Недолго выждав, Аня включила телефон. Полный нетерпения, Вадим позвонил почти сразу же.
— Анечка… — многозначительно начал он. — А не могла бы ты, знаешь что… Надо порыться в мастерской художника.
— Зачем?
— Помнишь, художник сказал: кто звонил в редакцию «Сыщика» — убийца?
Ей стоило труда вернуться мыслью на прежнее.
— Куцерь? — произнесла она со страхом.
— Генрих Новосел.
Она перевела дух. Словно это было уже не так ужасно.
— Почему? — спросила она.
— Потому что Виктор Куцерь не звонил в редакцию «Сыщика». Он разговаривал со мной, не закрывая рта. Все это время, пока кто-то звонил в «Сыщик». У меня расписано по минутам.
— И ты хочешь сказать… — с усилием произнесла она. — Ты берешься доказать?.. Что убил?
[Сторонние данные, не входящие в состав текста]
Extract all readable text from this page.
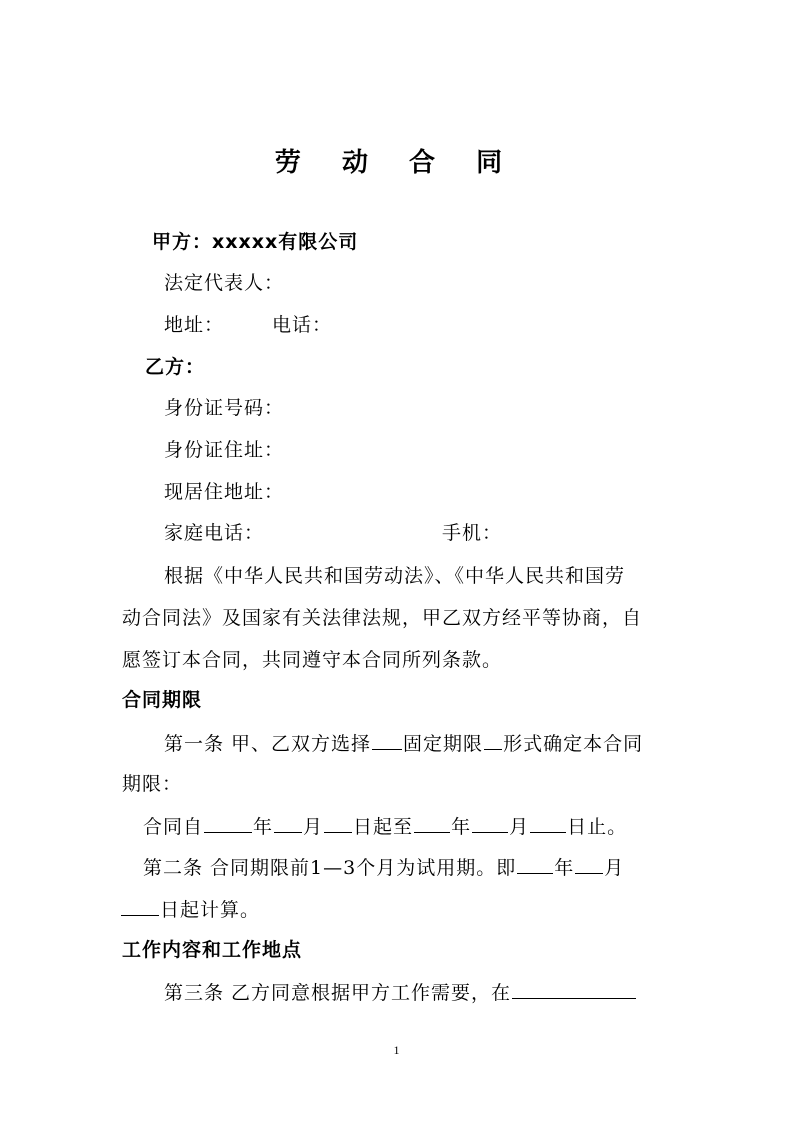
劳 动 合 同
甲方：xxxxx有限公司
法定代表人：
地址：	电话：
乙方：
身份证号码：
身份证住址：
现居住地址：
家庭电话：	手机：
根据《中华人民共和国劳动法》、《中华人民共和国劳
动合同法》及国家有关法律法规，甲乙双方经平等协商，自
愿签订本合同，共同遵守本合同所列条款。
合同期限
第一条 甲、乙双方选择 固定期限 形式确定本合同
期限：
合同自	年 月 日起至 年 月 日止。
第二条 合同期限前1—3个月为试用期。即 年 月
日起计算。
工作内容和工作地点
第三条 乙方同意根据甲方工作需要，在
1
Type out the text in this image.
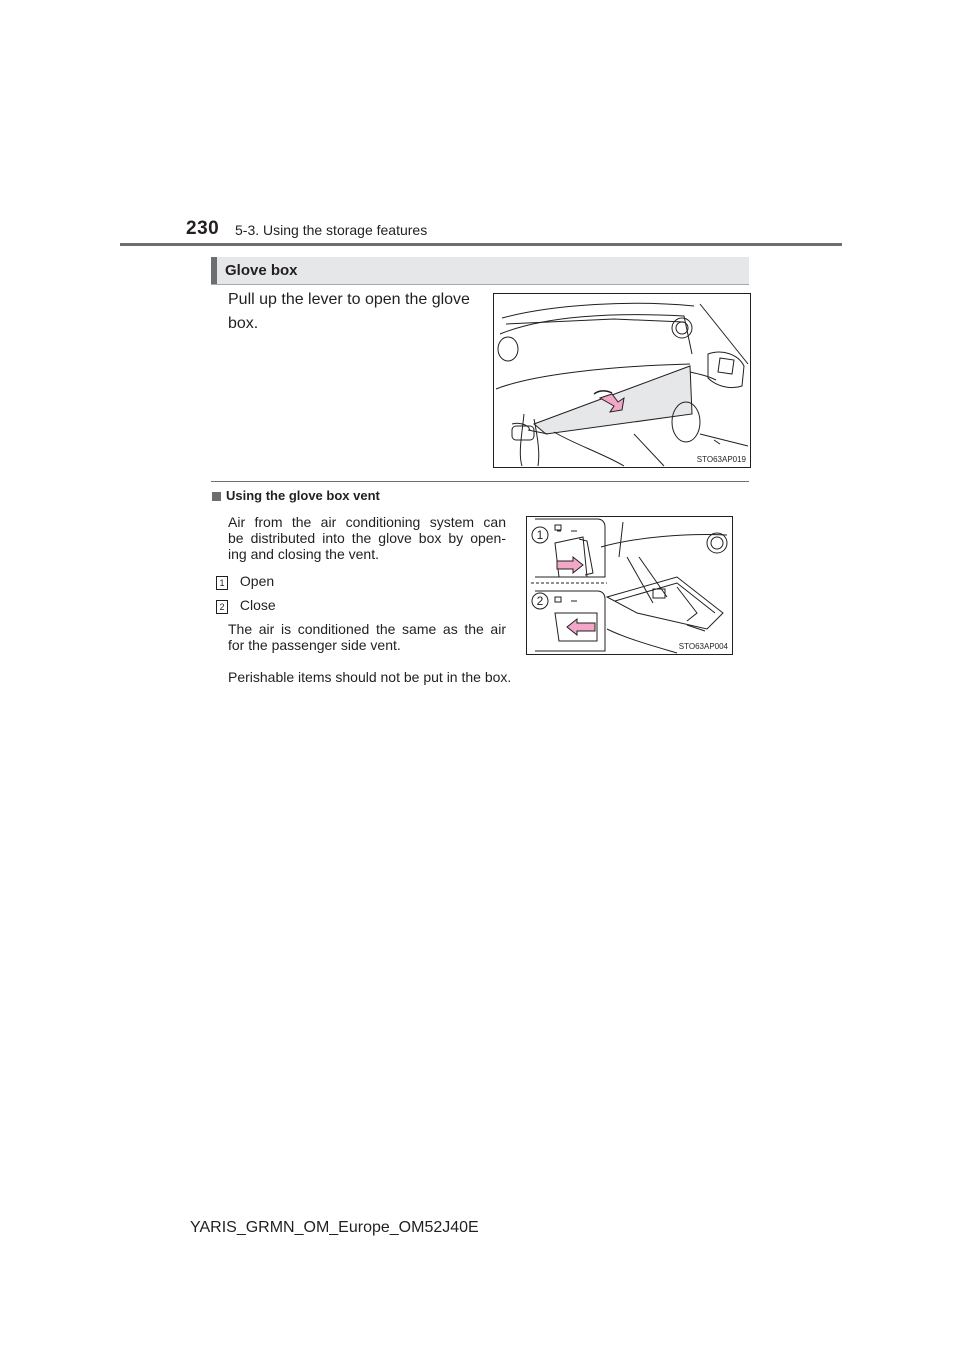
230 5-3. Using the storage features
Glove box
Pull up the lever to open the glove
box.
STO63AP019
Using the glove box vent
Air from the air conditioning system can
be distributed into the glove box by open-
ing and closing the vent.
1 Open
2 Close
The air is conditioned the same as the air
for the passenger side vent.
Perishable items should not be put in the box.
1
2
STO63AP004
YARIS_GRMN_OM_Europe_OM52J40E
— Думаю, этого никто никогда не докажет.
— На что тебе тогда его мастерская?
— Атенолол поискать.
— Атенолол? Которым нельзя отравить?
— Да, не сходится, — признал он с ненужным, раздражающим ее смешком. — Но, понимаешь… верхним чутьем чую… Чую так, что подвывать хочется, задрав морду. Этот запах. Что такое… Может, потому что я и сам такой же — как Генрих твой. Узнаю.
— Ты? Такой же? — фыркнула Аня. — Слушай, я пугаюсь. Как это ты свои книги вообще сочиняешь? Из головы?.. Ты и Генрих. Это смех.